À l’échelle des périphéries, plusieurs articles nous montrent que ce milieu de XIXe siècle porte aussi une histoire riche. « Quand le sud regarde le sud », les transformations et circulations des élites dans l’Océan Indien (étudiées par Sujit Sivasundaram), entre l’Afrique du Sud et le Sri Lanka éclairent les connaissances sur la période. Cette même année voit des mouvements de contestations du Cap, mais aussi de l’Île Bourbon, devenue La Réunion, se doter d’une assemblée élue. En Éthiopie, il ne se passe rien dans « notre 1848 » ; mais les calendriers décalés font bel et bien exister un 1848 éthiopien (correspondant à 1855 dans le calendrier grégorien), avec l’avènement d’un empereur « un rebelle venu des marges du pays, dont le règne sera plus tard consacré comme socle fondateur de la nation contemporaine » du pays.

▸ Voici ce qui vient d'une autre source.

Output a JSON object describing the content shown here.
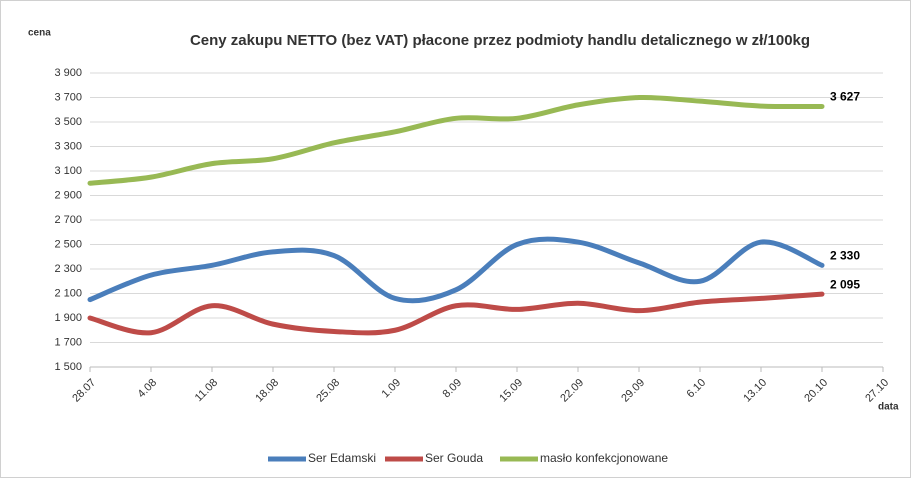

Géographiquement plus éloigné encore de l’Europe, l’Océanie connaît également des mouvements révolutionnaires dans les années suivantes. Là, les troubles sont en partie liés aux échos des événements européens, dont les nouvelles arrivent dans l’été en Australie et en Nouvelle-Zélande. Le réseau chartiste, analysé par Paul Pickering, s’est diffusé dans le monde, dans un contexte d’immigration massive et de déportations. 98 chartistes sont ainsi déportés en Tasmanie et certains s’impliquent dans la vie politique locale et participent par exemple à la ruée vers l’or en Australie dans les années 1850. Ces immigrés, porteurs de revendications, se mêlent aux mouvements locaux, conduisant par exemple à la mise en place, en 1851, de la ligue australasienne. En 1854, lorsqu’éclate un mouvement ouvrier, fortement réprimé et resté dans l’histoire sous le nom de bataille d’Eureka, on trouve, à côté des populations locales, des Irlandais, des Français et des chartistes...

En somme, « comprendre les expériences de 1848 à l’échelle du monde ne consiste pas seulement à essayer de provincialiser l’Europe ou de déseuropéaniser le printemps des peuples ». L’intérêt de cet ouvrage va bien au-delà. Par les circulations intenses des hommes et des idées, l’année 1848 porte en elle un vaste mouvement d’émancipation du travail, des femmes, des minorités ethniques ou coloniales. Les effets d’entraînement partent parfois de l’Europe mais proposent aussi d’autres espaces de circulation, rappelant ainsi que « chaque contexte de réception construit en réalité son propre 1848 ». Finalement, « la pluralité des mondes de 1848 ne signifie donc pas leur étanchéité ».